Question about a set without limit points

Question

Let $X$ be a topological space and $A\subset X$ a subset. A limit point $a$ of $A$ is a point such that each neighbourhood of $a$ contains infinitly many points of $A$.

Is the following true: $A$ has no limit points $\Leftrightarrow$ every point $x$ in $X$ has a neighbourhood which contains only finitly many points of $A$.

If we are in a metric space $(X,d)$ and we pick an element $a$ in a subset $A\subset X$ that has no limit point.
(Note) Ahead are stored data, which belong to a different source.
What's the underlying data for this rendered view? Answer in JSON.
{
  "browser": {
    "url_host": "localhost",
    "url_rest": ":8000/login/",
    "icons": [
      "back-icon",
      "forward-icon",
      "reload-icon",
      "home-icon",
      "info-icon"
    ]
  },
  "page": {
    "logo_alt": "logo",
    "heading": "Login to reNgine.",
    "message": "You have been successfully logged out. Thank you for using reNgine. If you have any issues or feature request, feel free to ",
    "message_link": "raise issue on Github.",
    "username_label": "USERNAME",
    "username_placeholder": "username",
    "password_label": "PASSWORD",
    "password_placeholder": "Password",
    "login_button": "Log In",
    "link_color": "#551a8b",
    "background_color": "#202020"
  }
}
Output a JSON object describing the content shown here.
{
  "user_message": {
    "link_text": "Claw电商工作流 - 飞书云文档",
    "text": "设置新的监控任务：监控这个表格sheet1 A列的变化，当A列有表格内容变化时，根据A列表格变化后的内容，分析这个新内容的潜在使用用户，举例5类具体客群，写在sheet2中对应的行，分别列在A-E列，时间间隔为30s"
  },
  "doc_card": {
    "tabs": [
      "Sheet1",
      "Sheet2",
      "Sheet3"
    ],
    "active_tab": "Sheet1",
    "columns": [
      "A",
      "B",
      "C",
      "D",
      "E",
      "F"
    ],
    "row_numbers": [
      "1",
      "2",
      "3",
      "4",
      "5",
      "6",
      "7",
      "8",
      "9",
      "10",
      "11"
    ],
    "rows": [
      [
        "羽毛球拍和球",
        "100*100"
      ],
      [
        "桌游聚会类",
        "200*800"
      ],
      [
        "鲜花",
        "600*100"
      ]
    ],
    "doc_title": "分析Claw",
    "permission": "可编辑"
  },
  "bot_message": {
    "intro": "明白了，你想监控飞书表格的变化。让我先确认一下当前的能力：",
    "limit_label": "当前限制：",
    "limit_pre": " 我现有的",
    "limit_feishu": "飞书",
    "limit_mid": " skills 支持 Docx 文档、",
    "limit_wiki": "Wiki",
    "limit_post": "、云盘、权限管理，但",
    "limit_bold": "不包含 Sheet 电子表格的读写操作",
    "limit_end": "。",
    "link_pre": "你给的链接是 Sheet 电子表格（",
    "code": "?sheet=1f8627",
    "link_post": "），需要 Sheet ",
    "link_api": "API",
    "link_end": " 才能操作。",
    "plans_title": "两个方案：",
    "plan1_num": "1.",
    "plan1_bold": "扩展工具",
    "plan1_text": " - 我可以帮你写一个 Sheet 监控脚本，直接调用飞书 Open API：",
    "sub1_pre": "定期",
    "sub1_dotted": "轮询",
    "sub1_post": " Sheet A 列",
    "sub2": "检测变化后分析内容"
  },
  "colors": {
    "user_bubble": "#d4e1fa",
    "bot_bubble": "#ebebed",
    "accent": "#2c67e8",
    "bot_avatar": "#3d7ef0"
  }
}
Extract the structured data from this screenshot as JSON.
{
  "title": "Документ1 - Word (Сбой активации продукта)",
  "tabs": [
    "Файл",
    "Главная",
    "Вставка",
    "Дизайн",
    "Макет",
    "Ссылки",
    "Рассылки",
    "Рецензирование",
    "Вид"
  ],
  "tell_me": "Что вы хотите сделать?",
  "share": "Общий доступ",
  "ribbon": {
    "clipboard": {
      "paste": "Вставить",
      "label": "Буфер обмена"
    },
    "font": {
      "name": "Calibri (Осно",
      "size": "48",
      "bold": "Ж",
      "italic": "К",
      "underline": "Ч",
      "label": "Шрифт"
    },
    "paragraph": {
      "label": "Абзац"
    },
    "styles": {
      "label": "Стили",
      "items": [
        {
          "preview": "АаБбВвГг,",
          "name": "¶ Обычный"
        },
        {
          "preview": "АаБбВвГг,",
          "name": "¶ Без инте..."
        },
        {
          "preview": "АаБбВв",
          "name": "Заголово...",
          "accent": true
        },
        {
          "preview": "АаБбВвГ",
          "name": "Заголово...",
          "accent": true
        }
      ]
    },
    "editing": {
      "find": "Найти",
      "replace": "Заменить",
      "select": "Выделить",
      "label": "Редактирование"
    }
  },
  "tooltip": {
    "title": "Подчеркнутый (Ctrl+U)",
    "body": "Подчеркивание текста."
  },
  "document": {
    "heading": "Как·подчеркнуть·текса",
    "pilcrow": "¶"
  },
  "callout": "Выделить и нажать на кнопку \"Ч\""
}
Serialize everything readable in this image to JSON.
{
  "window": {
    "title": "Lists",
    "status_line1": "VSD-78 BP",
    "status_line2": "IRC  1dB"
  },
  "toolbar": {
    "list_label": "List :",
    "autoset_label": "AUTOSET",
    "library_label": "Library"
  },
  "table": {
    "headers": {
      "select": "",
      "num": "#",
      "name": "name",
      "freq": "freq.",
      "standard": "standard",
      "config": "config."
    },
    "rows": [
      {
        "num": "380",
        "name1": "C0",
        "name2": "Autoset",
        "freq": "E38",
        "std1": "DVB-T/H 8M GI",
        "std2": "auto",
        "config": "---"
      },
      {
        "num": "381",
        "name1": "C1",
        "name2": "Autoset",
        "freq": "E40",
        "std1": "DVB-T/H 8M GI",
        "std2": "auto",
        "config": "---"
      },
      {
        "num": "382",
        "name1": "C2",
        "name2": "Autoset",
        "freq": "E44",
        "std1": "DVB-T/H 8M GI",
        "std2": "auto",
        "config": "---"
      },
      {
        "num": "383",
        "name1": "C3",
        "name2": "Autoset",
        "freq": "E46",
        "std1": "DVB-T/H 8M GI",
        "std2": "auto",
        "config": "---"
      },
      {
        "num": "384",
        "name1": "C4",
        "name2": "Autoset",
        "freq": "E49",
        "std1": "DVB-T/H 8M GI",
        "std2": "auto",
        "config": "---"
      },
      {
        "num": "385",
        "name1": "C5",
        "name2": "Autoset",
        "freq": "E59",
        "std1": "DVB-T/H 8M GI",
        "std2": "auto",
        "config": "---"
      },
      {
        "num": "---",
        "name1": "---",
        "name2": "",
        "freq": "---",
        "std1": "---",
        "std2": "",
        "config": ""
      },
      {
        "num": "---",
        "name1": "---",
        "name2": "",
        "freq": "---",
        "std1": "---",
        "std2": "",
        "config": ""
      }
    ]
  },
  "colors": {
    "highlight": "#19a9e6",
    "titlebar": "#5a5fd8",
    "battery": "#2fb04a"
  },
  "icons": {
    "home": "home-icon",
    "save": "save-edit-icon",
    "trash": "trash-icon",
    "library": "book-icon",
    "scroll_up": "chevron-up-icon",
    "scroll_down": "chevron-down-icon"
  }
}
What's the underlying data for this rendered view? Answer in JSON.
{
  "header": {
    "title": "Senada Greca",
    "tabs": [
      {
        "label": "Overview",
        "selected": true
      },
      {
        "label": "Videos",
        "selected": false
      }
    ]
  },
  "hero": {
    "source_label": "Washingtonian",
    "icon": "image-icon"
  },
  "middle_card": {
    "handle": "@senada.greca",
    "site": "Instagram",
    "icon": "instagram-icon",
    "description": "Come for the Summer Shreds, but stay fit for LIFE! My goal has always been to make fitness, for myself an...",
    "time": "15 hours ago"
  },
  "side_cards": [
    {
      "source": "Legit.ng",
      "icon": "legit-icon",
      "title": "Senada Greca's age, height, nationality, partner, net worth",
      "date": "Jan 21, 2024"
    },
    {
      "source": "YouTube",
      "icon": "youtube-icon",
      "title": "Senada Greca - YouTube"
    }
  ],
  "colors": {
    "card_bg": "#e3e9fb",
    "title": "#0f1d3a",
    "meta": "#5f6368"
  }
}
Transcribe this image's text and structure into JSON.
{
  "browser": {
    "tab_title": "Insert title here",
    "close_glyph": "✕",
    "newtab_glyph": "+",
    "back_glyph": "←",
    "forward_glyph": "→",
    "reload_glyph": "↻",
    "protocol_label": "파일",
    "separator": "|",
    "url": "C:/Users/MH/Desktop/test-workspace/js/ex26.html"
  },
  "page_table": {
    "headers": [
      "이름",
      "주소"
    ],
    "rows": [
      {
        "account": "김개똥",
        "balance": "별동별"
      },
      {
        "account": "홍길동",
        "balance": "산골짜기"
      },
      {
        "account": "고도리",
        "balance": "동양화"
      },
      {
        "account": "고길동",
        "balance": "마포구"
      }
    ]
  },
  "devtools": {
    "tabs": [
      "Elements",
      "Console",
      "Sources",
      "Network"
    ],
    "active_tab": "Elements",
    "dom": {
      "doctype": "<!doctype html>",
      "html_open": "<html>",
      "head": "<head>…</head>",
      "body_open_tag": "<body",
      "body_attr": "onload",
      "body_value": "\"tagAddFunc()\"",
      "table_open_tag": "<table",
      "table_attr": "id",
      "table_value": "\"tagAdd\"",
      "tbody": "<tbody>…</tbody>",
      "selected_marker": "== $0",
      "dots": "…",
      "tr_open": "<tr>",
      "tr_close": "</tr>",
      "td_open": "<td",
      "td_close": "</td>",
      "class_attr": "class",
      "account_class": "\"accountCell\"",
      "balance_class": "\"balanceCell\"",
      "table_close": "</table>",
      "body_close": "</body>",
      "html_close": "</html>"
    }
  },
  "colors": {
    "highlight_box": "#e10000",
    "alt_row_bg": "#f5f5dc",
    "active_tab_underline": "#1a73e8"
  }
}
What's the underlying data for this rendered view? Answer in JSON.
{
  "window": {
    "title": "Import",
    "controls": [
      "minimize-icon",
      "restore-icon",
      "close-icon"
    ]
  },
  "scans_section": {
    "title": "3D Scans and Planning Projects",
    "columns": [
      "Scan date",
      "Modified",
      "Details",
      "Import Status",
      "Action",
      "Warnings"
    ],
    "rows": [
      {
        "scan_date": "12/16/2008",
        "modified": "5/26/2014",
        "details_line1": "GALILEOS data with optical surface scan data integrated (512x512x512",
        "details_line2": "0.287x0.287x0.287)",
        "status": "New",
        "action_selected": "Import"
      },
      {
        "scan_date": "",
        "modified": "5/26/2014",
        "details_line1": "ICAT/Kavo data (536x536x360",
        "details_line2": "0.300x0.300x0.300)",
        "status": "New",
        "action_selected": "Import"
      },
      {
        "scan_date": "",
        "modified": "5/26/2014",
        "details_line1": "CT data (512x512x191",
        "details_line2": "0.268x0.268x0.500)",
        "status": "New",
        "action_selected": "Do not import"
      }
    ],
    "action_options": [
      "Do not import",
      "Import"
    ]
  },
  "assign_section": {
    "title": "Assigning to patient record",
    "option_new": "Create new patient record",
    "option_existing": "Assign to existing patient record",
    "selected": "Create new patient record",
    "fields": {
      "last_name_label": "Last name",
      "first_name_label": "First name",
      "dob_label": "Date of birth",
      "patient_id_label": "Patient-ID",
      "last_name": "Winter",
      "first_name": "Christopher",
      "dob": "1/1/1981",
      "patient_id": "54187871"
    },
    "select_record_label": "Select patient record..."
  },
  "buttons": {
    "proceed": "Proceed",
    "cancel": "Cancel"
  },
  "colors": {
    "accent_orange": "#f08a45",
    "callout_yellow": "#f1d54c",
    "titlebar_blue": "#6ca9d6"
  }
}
Can we argue, that $a$ has a neighbourhood that only contains finitely many points of $A$ and therefore there is a minimal distance between $a$ and any other member of the set $A$?

Answer 1

Yes, you can say that there is a neighborhood which contains only $a$ if not every neighborhood of $a$ contains at least two points so, there exists $x_n\in B(a,1/n), n>0, x_n\neq a$ and $lim_mx_n=a$ and $a$ is a limit point.

Let $U$ be a neighborhood of $A$ which contains only $a$, there exists an open ball $B(a,r)\subset U$, this implies that for every $b\in A$, $d(a,b)>r/2$.

Answer 2

Remember a limit point need not be in $A$ itself.

Consider the set $X=\{ 1/n \mid n\in \mathbb{N}\}$ as a subspace of $\mathbb{R}$. This is discrete, so each element has an open neighbourhood that contains only itself. However, $0$ is a limit point of $X$, since every neighbourhood of $0$ intersects $X$.

I suspect the other implication is false in general too, but true for metric spaces.